メカメカしい技術的な博物館が見たい、となったらお台場「日本科学未来館」にGOである。
初音ミクちゃんもロボット扱いである。
■概要
東京都内でメカメカしい理系博物館を見学したいなら次の二か所が鉄板である。
・日本科学未来館(科学、化学、生物の世界最新技術系)
・科学技術館(建設、薬物、開発業、生活と密接した産業モノづくり系)
日本科学未来館は国際研究交流大学村の中にある。
近くには産総研(初音ミクちゃん作った)があるため建物前で記念写真撮るといいだろう。
建物周辺は産総研の実験で機械を転がしながら歩いてる人やマシンをいじってる人なんかがいる。
実験実験。
■感想
入館チケットもぎりをもってダイバーシティ東京に行くとお買い物に使えるクーポン券もらえる
ほくほく。
まずは日本科学未来館に行ってからダイバーシティに行った方がいい。
展示物が多すぎるので気に入った展示を2点紹介する。
・「細胞たち研究開発中」
細胞シアターというボックスに入って大きなスクリーンの映像を視聴する。
この映像が全五種類。
内容はすべて違う。
10分程度の物語なのだが、iPS細胞をつかった医療がテーマである。
新しい医療の可能性とリスク。
もしも自分が主人公の立場だったら、と生命倫理を揺さぶられる。
生きるために豚の臓器を移植できるか?などなど。
生きるためには何でもチャレンジするのか。
それとも新しいリスクを懸念して生きることを諦めるか。
ボックスは複数人数対応。
家族や恋人や友人で視聴できるようになってる。
主人公は自分でもあり、もしかしたら隣にいる親しい人かもしれない。
その立場になったとき、自分はどういう行動が最善なのかと考えさせられる。
何のために生きるのか、生きたいのか。
考えさせられてずっしりと重い。
これはいい展示だった。
今の自分を見直せる。
・老いパーク
少子高齢化まったなしの日本の未来は確実に高齢者に溢れている。
埋め立て地であるお台場は新しい街なので高齢者より若い人が多い。
学生の来館も多く、彼らに高齢化社会を実感してもらおうと身体機能制限系ゲームを数多く取り揃えている。
手足に重りをつけてその場で足踏みしてゴールを目指すゲームがあった。
学生は体力あって重りつけても全力で踏破していく。
そこにおばあちゃんが登場したのだ。
大勢の学生が見守る中、本物のよぼよぼの高齢者(小さい孫付き)がこのゲームに挑むのだ。
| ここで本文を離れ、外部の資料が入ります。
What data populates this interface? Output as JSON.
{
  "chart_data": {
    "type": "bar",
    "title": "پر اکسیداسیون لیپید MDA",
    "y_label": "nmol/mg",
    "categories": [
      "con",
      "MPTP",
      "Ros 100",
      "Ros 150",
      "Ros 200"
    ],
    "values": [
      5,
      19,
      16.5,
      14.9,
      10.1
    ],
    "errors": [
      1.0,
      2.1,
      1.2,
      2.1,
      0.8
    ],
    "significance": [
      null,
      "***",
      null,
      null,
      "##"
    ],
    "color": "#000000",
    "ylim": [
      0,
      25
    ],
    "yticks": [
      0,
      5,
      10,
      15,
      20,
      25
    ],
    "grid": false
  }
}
それまで体力でイきってた学生達がおばあちゃんに心配げになり、何か手伝えないか、とあたふたし始めた。
根はとてもいい子たちなのだろう。
ゲーム終わって場を去ってもいいのにおばあちゃんを見守ってる。
おばあちゃんは重りなしで制限時間内にゴールできなかった。
スタート地点からゴール地点まで足踏みするのもゆっくり。
疲れた、と立ち止まってしまったのだ。
はあ、はあ、はあ。
本物の登場で「これが高齢者か!」とガチな空気が流れる。
身体能力が弱い。
弱すぎる。
いずれ、自分の親が高齢化する。
近所の人たち、友人、知人、先生、職場の人たちも。
そして自分自身ですらも。
老化を知るのにガチ高齢者以上の良サンプルはない。
もしかしてこのおばあちゃんは役者なのか?スタッフなのか?
登場が出来すぎじゃないか?
と疑うほどにタイミングの良い登場だった。
凄かった。
・その他
最新の科学技術を今と未来に向けてどのように活用していくのか。
自分たちの望む未来の姿とは。
人間とはどういう性質をもっているのか。
小学校高学年向けからの展示で小さなキッズにはちょっと難しいかもしれない、と思った。
たっぷり一日かけて遊べる系で満足度が高く来てよかったと思った。
展示デザインが映え映えですごい良かった。